The United States Attorney’s Office for the Southern District of New York filed the charges.

A day earlier the suspect, Grafton Thomas, was arraigned on five counts of attempted murder in a state court in the town of Ramapo.

Thomas is accused of stabbing five people on Saturday night with what the criminal complaint described as a “machete” after bursting into a Hanukkah celebration that included dozens of people at Rabbi Chaim Rottenberg’s home in Monsey, about 48km north of New York City.

The town is in Rockland County, home to a large Orthodox Jewish community.

The suspect was expected to appear at a federal court in White Plains on Monday afternoon to face five counts of obstruction of free exercise of religious beliefs involving an attempt to kill and use of a dangerous weapon resulting in bodily harm.

Members of Rabbi Chaim Rottenberg’s community gather in front of the house of Rabbi Chaim Rottenberg. Photo: Getty

Handwritten journals confiscated from the suspect’s Greenwood Lake, New York, home contained anti-semitic sentiments including “referring to ‘Adolf Hitler’ and ‘Nazi culture'” as well as a drawing of a swastika, FBI agent Julie Brown said in the complaint.

She said his mobile phone was used to search “Why did Hitler hate the Jews”.

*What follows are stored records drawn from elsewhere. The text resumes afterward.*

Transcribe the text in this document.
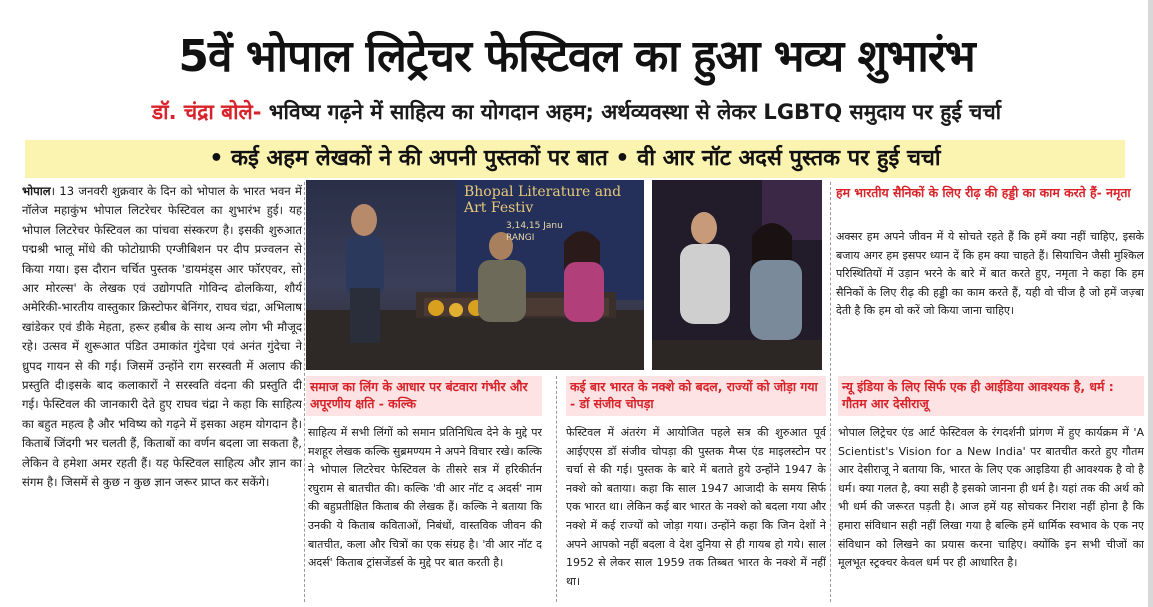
5वें भोपाल लिट्रेचर फेस्टिवल का हुआ भव्य शुभारंभ
डॉ. चंद्रा बोले- भविष्य गढ़ने में साहित्य का योगदान अहम; अर्थव्यवस्था से लेकर LGBTQ समुदाय पर हुई चर्चा
• कई अहम लेखकों ने की अपनी पुस्तकों पर बात • वी आर नॉट अदर्स पुस्तक पर हुई चर्चा
भोपाल। 13 जनवरी शुक्रवार के दिन को भोपाल के भारत भवन में नॉलेज महाकुंभ भोपाल लिटरेचर फेस्टिवल का शुभारंभ हुई। यह भोपाल लिटरेचर फेस्टिवल का पांचवा संस्करण है। इसकी शुरुआत पद्मश्री भालू मोंधे की फोटोग्राफी एग्जीबिशन पर दीप प्रज्वलन से किया गया। इस दौरान चर्चित पुस्तक 'डायमंड्स आर फॉरएवर, सो आर मोरल्स' के लेखक एवं उद्योगपति गोविन्द ढोलकिया, शौर्य अमेरिकी-भारतीय वास्तुकार क्रिस्टोफर बेनिंगर, राघव चंद्रा, अभिलाष खांडेकर एवं डीके मेहता, हरूर हबीब के साथ अन्य लोग भी मौजूद रहे। उत्सव में शुरूआत पंडित उमाकांत गुंदेचा एवं अनंत गुंदेचा ने ध्रुपद गायन से की गई। जिसमें उन्होंने राग सरस्वती में अलाप की प्रस्तुति दी।इसके बाद कलाकारों ने सरस्वति वंदना की प्रस्तुति दी गई। फेस्टिवल की जानकारी देते हुए राघव चंद्रा ने कहा कि साहित्य का बहुत महत्व है और भविष्य को गढ़ने में इसका अहम योगदान है। किताबें जिंदगी भर चलती हैं, किताबों का वर्णन बदला जा सकता है, लेकिन वे हमेशा अमर रहती हैं। यह फेस्टिवल साहित्य और ज्ञान का संगम है। जिसमें से कुछ न कुछ ज्ञान जरूर प्राप्त कर सकेंगे।
Bhopal Literature and Art Festiv
3,14,15 Janu
RANGI
हम भारतीय सैनिकों के लिए रीढ़ की हड्डी का काम करते हैं- नमृता
अक्सर हम अपने जीवन में ये सोचते रहते हैं कि हमें क्या नहीं चाहिए, इसके बजाय अगर हम इसपर ध्यान दें कि हम क्या चाहते हैं। सियाचिन जैसी मुश्किल परिस्थितियों में उड़ान भरने के बारे में बात करते हुए, नमृता ने कहा कि हम सैनिकों के लिए रीढ़ की हड्डी का काम करते हैं, यही वो चीज है जो हमें जज़्बा देती है कि हम वो करें जो किया जाना चाहिए।
समाज का लिंग के आधार पर बंटवारा गंभीर और अपूरणीय क्षति - कल्कि
साहित्य में सभी लिंगों को समान प्रतिनिधित्व देने के मुद्दे पर मशहूर लेखक कल्कि सुब्रमण्यम ने अपने विचार रखे। कल्कि ने भोपाल लिटरेचर फेस्टिवल के तीसरे सत्र में हरिकीर्तन रघुराम से बातचीत की। कल्कि 'वी आर नॉट द अदर्स' नाम की बहुप्रतीक्षित किताब की लेखक हैं। कल्कि ने बताया कि उनकी ये किताब कविताओं, निबंधों, वास्तविक जीवन की बातचीत, कला और चित्रों का एक संग्रह है। 'वी आर नॉट द अदर्स' किताब ट्रांसजेंडर्स के मुद्दे पर बात करती है।
कई बार भारत के नक्शे को बदल, राज्यों को जोड़ा गया - डॉ संजीव चोपड़ा
फेस्टिवल में अंतरंग में आयोजित पहले सत्र की शुरुआत पूर्व आईएएस डॉ संजीव चोपड़ा की पुस्तक मैप्स एंड माइलस्टोन पर चर्चा से की गई। पुस्तक के बारे में बताते हुये उन्होंने 1947 के नक्शे को बताया। कहा कि साल 1947 आजादी के समय सिर्फ एक भारत था। लेकिन कई बार भारत के नक्शे को बदला गया और नक्शे में कई राज्यों को जोड़ा गया। उन्होंने कहा कि जिन देशों ने अपने आपको नहीं बदला वे देश दुनिया से ही गायब हो गये। साल 1952 से लेकर साल 1959 तक तिब्बत भारत के नक्शे में नहीं था।
न्यू इंडिया के लिए सिर्फ एक ही आईडिया आवश्यक है, धर्म : गौतम आर देसीराजू
भोपाल लिट्रेचर एंड आर्ट फेस्टिवल के रंगदर्शनी प्रांगण में हुए कार्यक्रम में 'A Scientist's Vision for a New India' पर बातचीत करते हुए गौतम आर देसीराजू ने बताया कि, भारत के लिए एक आइडिया ही आवश्यक है वो है धर्म। क्या गलत है, क्या सही है इसको जानना ही धर्म है। यहां तक की अर्थ को भी धर्म की जरूरत पड़ती है। आज हमें यह सोचकर निराश नहीं होना है कि हमारा संविधान सही नहीं लिखा गया है बल्कि हमें धार्मिक स्वभाव के एक नए संविधान को लिखने का प्रयास करना चाहिए। क्योंकि इन सभी चीजों का मूलभूत स्ट्रक्चर केवल धर्म पर ही आधारित है।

Brown also said the phone showed searches for Jewish temples in Elizabeth, New Jersey and Staten Island and for prominent American companies founded by Jews.

The complaint identifies the victims of Saturday’s attack only by initials. Four of the five people stabbed were released after being treated at a local hospital. One was still hospitalised with a skull fracture, officials said.

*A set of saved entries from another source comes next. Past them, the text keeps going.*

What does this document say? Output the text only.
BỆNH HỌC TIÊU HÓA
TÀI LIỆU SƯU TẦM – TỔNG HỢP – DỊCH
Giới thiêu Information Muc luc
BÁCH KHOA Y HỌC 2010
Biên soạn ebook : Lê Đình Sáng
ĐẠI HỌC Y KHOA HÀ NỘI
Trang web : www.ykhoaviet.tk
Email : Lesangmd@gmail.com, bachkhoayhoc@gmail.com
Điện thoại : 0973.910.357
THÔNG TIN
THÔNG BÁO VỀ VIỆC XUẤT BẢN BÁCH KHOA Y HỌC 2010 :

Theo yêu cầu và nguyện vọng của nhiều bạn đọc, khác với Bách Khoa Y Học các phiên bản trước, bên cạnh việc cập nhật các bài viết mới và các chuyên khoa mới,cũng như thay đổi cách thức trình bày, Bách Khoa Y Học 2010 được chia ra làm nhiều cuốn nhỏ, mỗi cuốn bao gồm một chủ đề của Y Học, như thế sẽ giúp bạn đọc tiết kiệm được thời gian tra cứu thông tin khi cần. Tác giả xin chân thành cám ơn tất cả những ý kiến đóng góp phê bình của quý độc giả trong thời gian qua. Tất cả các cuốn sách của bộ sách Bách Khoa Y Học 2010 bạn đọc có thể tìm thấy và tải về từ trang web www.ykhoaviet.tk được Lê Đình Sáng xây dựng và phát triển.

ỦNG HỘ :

Thomas’ family said through his lawyer he had a long history of mental illness, no known history of anti-Semitism and no prior convictions.

On Friday, New York City’s police department said it was stepping up patrols in heavily Jewish neighbourhoods. Commissioner Dermot Shea told a Sunday news conference the city had seen a 21 per cent increase in anti-Semitic hate crimes this year.

On October 27, 2018, a gunman killed 11 worshipers at the Tree of Life synagogue in Pittsburgh in the deadliest anti-semitic attack in US history.